加藤周一「さくら横ちょう」(1948年)

春の宵 さくらが咲くと
花ばかり さくら横ちょう
想出す 恋の昨日
君はもうこゝにいないと

あゝ いつも 花の女王
ほゝえんだ夢のふるさと
春の宵 さくらが咲くと
花ばかり さくら横ちょう

(後略)

(『加藤周一著作集』13「小説・詩歌」より 平凡社1979年刊)

作者の加藤周一(1919~2008)は、戦後の日本を代表する知識人の一人です。医師であるとともに文学にも傾注し、フランスに留学してヨーロッパの文化や思想全般への理解を深めました。帰国後は日本文化の研究にも従事して、文字通り東西文化に精通したゼネラルな知識人でした。また新聞紙上などを通じて、政治や社会問題について積極的に発言していたことも記憶に残ります。

1948年に刊行された『マチネ・ポエティク詩集』に収められた加藤の押韻定型詩が、この「さくら横ちょう」です。「さくら横ちょう」とは、加藤が実際に住んでいた渋谷区金王町にある路地の通称です。通り沿いには彼が通っていた渋谷区立常磐松小学校があり、当時は道の両側に桜が植えられていたそうです。現在、桜はなくなってしまいましたが、その代わりに「さくら横ちょう」を刻んだ歌碑が立っています。

加藤の自伝である『羊の歌』という作品に、この詩にまつわると思われる一節があります。

「桜横町の住宅の一軒には、同じ小学校に通う娘が住んでいた。彼女は大柄で、華やかで、私には限りなく美しいと思われたが、私は彼女と一度も言葉を交わしたことがなかった。女王のようにいつも崇拝者たちを身の回りに集めているその娘を、私は遠くから眺めながら、もし彼女と二人きりになることができたら、どんなによいだろうか、と空想していた。」

(『加藤周一著作集』14「羊の歌」より 平凡社1979年刊)

戦争中、桜横町を想い出して作ったのが、この「さくら横ちょう」です。

さて、この詩に曲をつけたのが、作曲家の中田喜直と別宮貞夫です。同じ詩なのに、二人の作った曲はその印象がまったく異なります。

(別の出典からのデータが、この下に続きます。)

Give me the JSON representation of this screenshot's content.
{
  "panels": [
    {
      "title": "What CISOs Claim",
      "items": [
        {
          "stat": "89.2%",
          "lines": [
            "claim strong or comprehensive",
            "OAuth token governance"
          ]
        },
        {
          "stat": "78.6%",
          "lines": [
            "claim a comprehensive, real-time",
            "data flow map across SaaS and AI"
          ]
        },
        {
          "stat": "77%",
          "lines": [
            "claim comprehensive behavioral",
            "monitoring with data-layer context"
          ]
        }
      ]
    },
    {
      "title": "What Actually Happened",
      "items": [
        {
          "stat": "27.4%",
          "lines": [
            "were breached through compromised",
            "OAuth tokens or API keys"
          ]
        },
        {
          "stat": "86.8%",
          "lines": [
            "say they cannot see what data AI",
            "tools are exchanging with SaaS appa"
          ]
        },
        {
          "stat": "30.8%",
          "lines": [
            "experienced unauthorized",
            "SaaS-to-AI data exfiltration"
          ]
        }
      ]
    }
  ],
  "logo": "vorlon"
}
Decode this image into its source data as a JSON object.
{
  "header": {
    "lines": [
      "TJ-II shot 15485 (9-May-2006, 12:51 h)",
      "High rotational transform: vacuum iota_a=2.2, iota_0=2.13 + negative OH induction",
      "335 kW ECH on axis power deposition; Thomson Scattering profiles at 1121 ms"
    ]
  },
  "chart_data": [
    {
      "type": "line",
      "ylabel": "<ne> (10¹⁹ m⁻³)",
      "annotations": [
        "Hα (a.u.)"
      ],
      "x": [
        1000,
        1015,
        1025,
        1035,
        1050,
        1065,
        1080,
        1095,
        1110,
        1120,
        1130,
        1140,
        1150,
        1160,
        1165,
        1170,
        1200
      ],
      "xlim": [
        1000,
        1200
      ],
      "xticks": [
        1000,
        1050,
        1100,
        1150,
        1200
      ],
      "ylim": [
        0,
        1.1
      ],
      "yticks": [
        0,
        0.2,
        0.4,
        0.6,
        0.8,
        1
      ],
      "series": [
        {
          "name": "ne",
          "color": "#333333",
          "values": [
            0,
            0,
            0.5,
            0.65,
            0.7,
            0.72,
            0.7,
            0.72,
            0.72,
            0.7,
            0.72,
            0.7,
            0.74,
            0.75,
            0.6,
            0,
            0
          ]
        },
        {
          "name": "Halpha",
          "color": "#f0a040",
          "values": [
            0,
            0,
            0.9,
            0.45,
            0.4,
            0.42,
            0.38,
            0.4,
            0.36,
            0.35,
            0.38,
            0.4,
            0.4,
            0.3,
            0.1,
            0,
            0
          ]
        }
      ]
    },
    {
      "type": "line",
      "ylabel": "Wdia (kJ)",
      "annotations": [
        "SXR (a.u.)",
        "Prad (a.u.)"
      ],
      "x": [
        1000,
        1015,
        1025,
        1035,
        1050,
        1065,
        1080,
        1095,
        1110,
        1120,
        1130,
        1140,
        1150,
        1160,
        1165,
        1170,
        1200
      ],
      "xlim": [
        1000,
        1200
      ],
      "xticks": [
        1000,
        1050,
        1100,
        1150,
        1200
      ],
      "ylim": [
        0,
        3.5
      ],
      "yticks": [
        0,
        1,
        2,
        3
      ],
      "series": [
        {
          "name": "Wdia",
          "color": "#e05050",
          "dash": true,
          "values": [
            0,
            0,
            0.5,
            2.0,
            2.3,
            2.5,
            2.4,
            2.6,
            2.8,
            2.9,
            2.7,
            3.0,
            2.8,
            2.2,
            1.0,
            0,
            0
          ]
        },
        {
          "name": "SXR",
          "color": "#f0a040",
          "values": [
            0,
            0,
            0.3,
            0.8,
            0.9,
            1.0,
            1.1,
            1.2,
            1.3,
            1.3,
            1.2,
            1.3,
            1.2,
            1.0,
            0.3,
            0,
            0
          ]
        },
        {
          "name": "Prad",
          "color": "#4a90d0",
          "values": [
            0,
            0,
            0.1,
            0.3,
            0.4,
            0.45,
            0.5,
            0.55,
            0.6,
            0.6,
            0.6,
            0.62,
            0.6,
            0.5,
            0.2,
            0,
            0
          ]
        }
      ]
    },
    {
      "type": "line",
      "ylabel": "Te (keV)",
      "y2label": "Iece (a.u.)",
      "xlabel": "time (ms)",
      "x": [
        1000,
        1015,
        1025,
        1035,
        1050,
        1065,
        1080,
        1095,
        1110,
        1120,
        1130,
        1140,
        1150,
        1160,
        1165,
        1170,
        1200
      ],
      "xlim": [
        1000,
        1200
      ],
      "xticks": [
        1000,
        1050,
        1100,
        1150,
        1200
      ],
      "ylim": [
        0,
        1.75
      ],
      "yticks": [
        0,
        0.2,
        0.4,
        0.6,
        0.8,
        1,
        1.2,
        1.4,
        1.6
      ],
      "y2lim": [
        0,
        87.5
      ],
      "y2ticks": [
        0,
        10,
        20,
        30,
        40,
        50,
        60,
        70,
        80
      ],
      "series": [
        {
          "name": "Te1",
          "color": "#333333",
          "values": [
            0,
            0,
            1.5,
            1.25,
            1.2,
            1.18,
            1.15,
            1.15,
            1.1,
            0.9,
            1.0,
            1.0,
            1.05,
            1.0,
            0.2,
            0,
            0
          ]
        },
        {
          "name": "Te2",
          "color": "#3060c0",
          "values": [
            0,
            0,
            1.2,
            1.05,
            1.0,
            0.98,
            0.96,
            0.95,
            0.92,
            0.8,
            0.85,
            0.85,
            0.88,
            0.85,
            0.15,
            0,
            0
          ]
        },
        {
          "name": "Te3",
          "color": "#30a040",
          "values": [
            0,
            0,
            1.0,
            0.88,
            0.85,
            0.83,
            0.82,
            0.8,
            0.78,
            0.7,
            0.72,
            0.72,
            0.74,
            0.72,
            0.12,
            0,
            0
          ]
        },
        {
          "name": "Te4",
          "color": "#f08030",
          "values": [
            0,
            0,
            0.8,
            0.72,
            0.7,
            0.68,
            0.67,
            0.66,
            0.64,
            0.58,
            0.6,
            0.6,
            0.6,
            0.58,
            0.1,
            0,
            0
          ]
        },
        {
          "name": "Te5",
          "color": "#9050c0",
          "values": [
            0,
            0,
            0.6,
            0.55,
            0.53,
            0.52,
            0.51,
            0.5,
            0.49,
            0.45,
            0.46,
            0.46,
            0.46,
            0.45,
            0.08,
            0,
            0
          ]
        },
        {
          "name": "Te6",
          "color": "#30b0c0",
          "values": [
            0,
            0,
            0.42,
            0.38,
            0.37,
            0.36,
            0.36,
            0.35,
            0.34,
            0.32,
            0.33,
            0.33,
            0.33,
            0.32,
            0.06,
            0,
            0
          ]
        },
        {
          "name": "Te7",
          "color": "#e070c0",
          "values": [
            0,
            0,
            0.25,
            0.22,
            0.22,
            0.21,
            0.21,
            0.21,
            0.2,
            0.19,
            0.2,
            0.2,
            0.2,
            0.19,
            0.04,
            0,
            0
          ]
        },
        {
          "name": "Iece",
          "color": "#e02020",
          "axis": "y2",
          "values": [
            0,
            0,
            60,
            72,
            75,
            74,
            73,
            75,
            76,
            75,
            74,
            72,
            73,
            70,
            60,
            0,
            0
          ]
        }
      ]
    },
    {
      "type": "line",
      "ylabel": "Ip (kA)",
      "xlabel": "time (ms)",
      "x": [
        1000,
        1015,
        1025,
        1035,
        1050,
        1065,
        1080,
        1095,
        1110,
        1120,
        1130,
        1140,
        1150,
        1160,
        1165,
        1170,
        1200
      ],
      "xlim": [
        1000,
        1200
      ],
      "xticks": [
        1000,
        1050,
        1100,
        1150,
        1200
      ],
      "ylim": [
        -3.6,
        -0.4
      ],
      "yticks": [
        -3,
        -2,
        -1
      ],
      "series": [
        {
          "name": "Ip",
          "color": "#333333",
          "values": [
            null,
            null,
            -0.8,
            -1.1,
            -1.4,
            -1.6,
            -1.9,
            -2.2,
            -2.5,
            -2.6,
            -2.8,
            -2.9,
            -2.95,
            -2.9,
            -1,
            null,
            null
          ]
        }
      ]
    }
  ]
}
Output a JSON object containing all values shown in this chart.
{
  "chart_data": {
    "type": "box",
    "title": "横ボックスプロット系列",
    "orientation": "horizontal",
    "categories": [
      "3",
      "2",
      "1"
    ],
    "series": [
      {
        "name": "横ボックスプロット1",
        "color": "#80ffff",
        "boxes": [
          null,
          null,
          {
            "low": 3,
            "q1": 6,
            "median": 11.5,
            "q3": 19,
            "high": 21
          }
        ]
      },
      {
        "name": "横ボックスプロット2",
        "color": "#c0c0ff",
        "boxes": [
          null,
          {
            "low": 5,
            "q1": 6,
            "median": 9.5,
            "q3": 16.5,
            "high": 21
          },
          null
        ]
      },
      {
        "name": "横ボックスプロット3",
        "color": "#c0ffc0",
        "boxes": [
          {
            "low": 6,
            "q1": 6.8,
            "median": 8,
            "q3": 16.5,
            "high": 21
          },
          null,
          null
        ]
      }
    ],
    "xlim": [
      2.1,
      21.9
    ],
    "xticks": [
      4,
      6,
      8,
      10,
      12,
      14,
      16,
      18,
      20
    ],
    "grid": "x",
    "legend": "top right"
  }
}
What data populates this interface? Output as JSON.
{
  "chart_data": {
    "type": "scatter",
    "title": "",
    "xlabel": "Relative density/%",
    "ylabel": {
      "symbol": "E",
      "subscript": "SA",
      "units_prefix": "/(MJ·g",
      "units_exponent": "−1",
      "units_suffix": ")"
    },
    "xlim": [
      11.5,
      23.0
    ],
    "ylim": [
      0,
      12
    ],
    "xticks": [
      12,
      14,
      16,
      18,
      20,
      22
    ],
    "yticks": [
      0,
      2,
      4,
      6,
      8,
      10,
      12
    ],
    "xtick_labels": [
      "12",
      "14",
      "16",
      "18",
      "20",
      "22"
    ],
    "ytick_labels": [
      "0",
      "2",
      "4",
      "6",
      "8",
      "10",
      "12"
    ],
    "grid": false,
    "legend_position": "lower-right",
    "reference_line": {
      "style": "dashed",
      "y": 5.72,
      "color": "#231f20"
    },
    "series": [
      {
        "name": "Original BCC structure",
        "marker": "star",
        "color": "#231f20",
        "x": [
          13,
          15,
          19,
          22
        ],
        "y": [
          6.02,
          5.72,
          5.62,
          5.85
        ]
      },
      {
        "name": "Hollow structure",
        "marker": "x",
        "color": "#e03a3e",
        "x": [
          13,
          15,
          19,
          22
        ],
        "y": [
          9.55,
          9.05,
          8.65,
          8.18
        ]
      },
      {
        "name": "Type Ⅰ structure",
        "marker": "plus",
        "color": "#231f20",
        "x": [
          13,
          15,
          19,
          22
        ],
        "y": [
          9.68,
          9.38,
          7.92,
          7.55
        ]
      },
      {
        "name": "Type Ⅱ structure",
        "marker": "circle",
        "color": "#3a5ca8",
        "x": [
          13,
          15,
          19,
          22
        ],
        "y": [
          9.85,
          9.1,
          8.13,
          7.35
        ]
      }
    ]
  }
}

中田の「さくら横ちょう」は、叙情的で甘美な美しさに満ちた、過ぎ去った恋の思い出を切なく歌った曲です。映像的には、春の宵、やわらかな月光に照らされた桜の花が、しずしずと散りゆくような儚い情景が浮かんでくるようです。
 
一方の別宮の「さくら横ちょう」は、叙情的な美しさというより、夢幻的で無常な、透徹した緊張感につつまれた美しさです。映像的には、春なのに雪がちらつく厳しい寒さの中、満開の桜がただ一本、暗闇の中にすっくと立っているかのような、そんな情景が浮かんできます。

言うまでもなく、どちらも名曲です。どちらが良いかは好みの問題です。ぜひ聴き比べてみてください。

日本を代表するソプラノ歌手の森麻季さんがこの曲をレパートリーとしています。声の美しさに加え、詩の意味を考え抜いた表現力に魅了されること請け合いです。

では滅多にない9連休、心安らかにお過ごしください。